A servo drive, also known as a servo controller or servo amplifier, is a controller used to control servo motors. Its function is similar to that of a frequency converter for ordinary AC motors. It is part of a servo system and is primarily used in high-precision positioning systems. Generally, it controls the servo motor through position, speed, and torque to achieve high-precision positioning of the transmission system. Currently, it represents a high-end product in transmission technology.
Is it driven by amplifying the pulse signal emitted by the PLC?
It's not a simple amplification. The PLC outputs a square wave, while the driver outputs a sine wave. You can think of the PLC's pulses as the servo driver's instructions, like a leader's work order. The servo driver is the executor doing the work; the leader tells the executor to do it this way, but the executor still has to figure out how to do it. The servo driver can be understood as an AC power supply that enables the servo motor to operate. When driving the servo motor, it doesn't simply amplify the PLC's pulses; instead, it understands what these pulses do and then uses PWM to simulate a sine wave to control the servo motor.
Generally, PLCs send pulses, which are PLS pulses, meaning square waves with fixed pulse width and interval. The number of these square waves can be understood as the "step," that is, the "step" the servo motor moves (i.e., how many angles it rotates) after one pulse.
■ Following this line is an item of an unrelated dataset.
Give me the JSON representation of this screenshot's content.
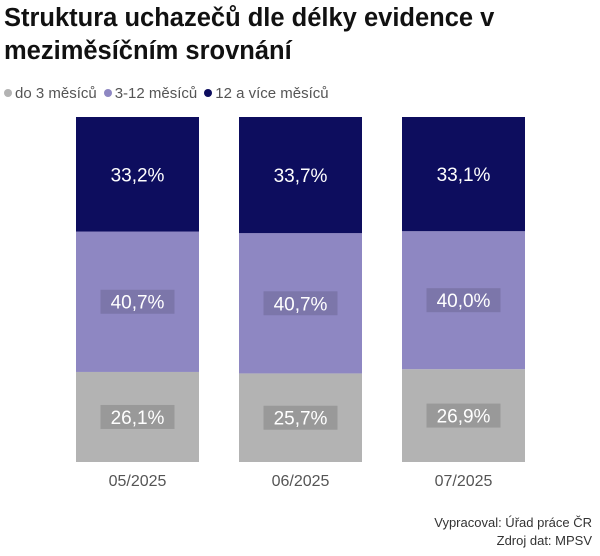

Therefore, the more square waves there are, the more angles the servo motor can rotate. So, the servo driver needs to output a waveform that allows the servo motor to rotate by a certain angle. However, servo motors cannot be simply rotated by their structure like stepper motors. They need a position loop to form a closed loop, which means that the encoder pulses measure how much the current motor rotation angle has changed, and then the PID controller adjusts the output voltage and frequency.
In other words, the servo drive compares the received PLC pulses with the encoder pulses fed back from the motor (which can be simply understood as subtraction), then performs PID calculations and outputs a value. This value is then fed into the speed loop and current loop for further calculations. Finally, PWM is used to control the IGBT module, outputting a square wave to simulate a sine wave and control the servo motor's speed to achieve the desired rotation angle. From a fundamental perspective, the control of a servo drive is quite similar to that of a vector frequency converter.